Оазис худо-бедно кормил нищего. Питья и еды старику требовалось немного, одежды вообще не требовалось – донашивал старое. Чем он целыми днями там занимался, в своей хижине, – один Бог ведал. Мудрецом отнюдь не слыл, невзирая на почтенный возраст, так что ни за житейским советом, ни за наставлением к нему не ходили.
Так и сменялись дни, и вот однажды в сиротском доме старика появился второй человек. Звали его Мафа.

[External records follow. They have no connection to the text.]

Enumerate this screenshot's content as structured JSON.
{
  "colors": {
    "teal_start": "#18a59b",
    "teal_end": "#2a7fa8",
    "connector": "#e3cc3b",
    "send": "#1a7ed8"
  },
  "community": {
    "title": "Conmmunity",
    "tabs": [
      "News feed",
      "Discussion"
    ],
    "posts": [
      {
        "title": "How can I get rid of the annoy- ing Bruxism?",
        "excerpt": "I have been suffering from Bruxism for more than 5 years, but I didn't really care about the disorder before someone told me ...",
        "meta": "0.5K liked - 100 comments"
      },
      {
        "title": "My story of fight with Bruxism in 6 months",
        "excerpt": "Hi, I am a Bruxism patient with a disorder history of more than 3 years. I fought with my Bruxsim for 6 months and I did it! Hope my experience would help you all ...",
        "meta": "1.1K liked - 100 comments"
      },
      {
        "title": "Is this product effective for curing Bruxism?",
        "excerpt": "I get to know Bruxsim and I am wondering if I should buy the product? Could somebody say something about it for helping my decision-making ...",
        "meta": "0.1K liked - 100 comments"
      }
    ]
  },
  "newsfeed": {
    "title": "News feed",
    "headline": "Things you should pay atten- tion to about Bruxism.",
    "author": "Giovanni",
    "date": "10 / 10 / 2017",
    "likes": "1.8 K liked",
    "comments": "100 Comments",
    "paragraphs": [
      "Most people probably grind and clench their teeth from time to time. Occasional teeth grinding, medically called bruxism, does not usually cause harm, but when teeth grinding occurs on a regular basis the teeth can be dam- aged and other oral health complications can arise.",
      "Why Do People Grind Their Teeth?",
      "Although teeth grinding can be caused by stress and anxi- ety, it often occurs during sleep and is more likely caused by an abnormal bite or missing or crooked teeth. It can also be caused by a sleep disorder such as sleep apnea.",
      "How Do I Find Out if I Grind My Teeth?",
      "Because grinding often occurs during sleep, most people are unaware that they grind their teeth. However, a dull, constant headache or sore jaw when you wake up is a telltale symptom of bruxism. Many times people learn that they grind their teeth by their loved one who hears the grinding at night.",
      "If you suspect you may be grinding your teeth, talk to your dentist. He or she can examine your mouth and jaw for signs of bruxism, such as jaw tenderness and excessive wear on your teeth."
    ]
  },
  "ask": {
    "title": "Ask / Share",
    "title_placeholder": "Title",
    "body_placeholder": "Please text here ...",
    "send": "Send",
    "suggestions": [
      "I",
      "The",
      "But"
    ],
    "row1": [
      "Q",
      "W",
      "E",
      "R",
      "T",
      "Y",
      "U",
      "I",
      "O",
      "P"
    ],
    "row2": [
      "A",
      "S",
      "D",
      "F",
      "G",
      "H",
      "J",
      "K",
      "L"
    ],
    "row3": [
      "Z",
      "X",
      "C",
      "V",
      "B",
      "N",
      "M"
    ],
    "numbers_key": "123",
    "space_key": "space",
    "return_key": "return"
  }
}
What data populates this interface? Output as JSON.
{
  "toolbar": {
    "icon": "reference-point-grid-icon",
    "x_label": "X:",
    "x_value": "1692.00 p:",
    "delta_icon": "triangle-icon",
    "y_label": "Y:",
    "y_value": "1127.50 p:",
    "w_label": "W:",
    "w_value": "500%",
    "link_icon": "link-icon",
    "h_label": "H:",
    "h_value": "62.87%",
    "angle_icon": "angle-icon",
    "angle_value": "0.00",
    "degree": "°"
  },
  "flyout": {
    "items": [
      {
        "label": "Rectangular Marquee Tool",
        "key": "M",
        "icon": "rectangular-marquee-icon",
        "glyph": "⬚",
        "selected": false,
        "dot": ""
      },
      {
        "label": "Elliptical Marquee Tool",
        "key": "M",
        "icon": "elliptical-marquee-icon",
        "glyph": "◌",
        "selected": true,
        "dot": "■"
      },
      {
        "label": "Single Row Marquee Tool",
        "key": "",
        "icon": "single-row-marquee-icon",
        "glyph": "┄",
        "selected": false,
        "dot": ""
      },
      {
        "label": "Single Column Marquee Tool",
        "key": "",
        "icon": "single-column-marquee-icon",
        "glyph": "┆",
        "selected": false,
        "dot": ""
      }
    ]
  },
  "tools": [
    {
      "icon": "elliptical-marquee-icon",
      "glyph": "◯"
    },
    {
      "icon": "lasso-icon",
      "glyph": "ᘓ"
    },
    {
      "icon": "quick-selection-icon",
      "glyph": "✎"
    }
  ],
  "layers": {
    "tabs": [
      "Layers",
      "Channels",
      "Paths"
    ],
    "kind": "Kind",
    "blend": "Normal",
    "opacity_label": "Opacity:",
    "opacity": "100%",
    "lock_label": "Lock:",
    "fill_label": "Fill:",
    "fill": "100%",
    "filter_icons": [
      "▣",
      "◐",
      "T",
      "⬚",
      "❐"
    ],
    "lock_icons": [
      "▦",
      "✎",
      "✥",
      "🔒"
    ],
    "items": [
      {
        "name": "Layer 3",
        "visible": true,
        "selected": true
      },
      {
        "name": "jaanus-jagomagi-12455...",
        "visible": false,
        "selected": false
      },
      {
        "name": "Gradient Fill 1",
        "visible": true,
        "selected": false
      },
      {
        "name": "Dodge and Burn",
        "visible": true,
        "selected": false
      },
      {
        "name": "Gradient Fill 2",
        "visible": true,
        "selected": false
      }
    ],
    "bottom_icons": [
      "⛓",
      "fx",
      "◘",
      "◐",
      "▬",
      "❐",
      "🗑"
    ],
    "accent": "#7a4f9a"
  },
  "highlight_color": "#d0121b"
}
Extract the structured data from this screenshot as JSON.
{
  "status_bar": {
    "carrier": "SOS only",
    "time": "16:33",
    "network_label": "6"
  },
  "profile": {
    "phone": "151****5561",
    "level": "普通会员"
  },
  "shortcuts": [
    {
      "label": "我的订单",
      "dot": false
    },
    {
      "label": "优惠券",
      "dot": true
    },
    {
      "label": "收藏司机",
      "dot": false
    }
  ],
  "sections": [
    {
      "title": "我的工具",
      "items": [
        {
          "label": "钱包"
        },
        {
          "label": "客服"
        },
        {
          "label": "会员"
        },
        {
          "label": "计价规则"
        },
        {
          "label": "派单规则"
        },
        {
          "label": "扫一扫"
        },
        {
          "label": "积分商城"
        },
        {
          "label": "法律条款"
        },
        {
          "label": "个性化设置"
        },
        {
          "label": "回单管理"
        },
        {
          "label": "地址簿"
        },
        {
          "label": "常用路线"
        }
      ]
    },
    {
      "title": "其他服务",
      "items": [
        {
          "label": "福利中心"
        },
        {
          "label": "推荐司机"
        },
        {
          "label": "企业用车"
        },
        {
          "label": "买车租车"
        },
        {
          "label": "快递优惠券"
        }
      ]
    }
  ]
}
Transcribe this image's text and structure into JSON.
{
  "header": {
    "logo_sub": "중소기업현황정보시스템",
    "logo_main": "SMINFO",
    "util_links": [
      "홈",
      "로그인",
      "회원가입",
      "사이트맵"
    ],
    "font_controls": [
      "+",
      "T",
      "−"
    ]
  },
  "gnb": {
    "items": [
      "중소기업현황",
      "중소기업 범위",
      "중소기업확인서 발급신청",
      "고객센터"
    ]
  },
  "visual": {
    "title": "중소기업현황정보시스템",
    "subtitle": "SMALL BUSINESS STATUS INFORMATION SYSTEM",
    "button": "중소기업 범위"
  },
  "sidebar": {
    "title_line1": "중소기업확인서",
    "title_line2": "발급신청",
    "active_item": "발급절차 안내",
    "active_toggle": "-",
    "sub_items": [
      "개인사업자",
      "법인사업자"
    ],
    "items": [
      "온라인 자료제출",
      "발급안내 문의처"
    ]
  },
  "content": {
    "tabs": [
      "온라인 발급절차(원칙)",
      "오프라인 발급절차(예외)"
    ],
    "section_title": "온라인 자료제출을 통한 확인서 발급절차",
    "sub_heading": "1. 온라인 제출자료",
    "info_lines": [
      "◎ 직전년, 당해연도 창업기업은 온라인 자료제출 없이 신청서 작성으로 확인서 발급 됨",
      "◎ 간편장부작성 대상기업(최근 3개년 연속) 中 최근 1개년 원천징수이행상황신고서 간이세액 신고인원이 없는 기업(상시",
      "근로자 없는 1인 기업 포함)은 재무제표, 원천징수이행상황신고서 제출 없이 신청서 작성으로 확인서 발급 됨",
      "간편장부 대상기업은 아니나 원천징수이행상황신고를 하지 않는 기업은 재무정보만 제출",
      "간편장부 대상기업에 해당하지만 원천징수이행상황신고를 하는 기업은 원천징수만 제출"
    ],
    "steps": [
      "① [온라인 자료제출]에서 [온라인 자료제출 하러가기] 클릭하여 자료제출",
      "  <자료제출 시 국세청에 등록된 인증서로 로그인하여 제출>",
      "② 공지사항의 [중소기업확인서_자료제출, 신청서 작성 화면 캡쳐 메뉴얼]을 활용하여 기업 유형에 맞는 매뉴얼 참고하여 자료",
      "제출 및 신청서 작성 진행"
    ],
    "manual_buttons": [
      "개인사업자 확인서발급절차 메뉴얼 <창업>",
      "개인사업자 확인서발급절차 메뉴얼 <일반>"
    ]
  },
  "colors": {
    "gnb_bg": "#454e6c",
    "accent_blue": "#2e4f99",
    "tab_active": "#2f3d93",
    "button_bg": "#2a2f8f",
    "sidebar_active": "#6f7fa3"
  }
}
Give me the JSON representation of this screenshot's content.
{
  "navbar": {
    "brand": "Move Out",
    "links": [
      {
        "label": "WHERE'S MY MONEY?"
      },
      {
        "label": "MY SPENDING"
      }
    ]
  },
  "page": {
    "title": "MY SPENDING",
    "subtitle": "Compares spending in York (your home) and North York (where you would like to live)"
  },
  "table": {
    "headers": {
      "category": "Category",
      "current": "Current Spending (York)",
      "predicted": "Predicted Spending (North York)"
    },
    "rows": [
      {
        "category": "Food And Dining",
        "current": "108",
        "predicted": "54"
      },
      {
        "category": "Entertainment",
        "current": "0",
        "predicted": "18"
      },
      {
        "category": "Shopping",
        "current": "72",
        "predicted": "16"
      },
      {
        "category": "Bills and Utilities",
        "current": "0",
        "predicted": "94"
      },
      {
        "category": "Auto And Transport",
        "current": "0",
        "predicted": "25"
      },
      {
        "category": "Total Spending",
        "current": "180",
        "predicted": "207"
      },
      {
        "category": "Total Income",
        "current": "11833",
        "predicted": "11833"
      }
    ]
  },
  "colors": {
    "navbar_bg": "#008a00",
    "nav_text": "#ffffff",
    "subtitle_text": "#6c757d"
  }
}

Был Мафа погонщиком ослов, и вот один хозяйский осел издох самым неожиданным образом. Зная за собою некоторые прегрешения против господского имущества вообще и против этого издохшего осла в частности, Мафа не стал дожидаться суда над собою и бежал. Ибо суд, в особенности справедливый, означал бы для него одну только расправу. Оправдать Мафу мог только неправедный суд. А на неправедность такого рода бедный Мафа рассчитывать никак не мог.
Бросив все, он убежал в пустыню, и поскольку был варваром, то и не погиб под палящим солнцем и в безводье выжил и через некоторое время вышел к Великому Оазису Каргех, выбрал там хижину, на вид необитаемую, забрался туда и заснул мертвым сном. А Нестория, лежавшего возле стены, он принял за груду изношенного тряпья.
Впоследствии оба дивились ошибке Мафы и немало над нею потешались. Несторий разгонял к вискам морщины и еще больше светлел глазами; Мафа скалил людоедские зубы и сверкал белками вытаращенных глаз, а после запрокидывал лохматую голову и с тонким подвывом смеялся.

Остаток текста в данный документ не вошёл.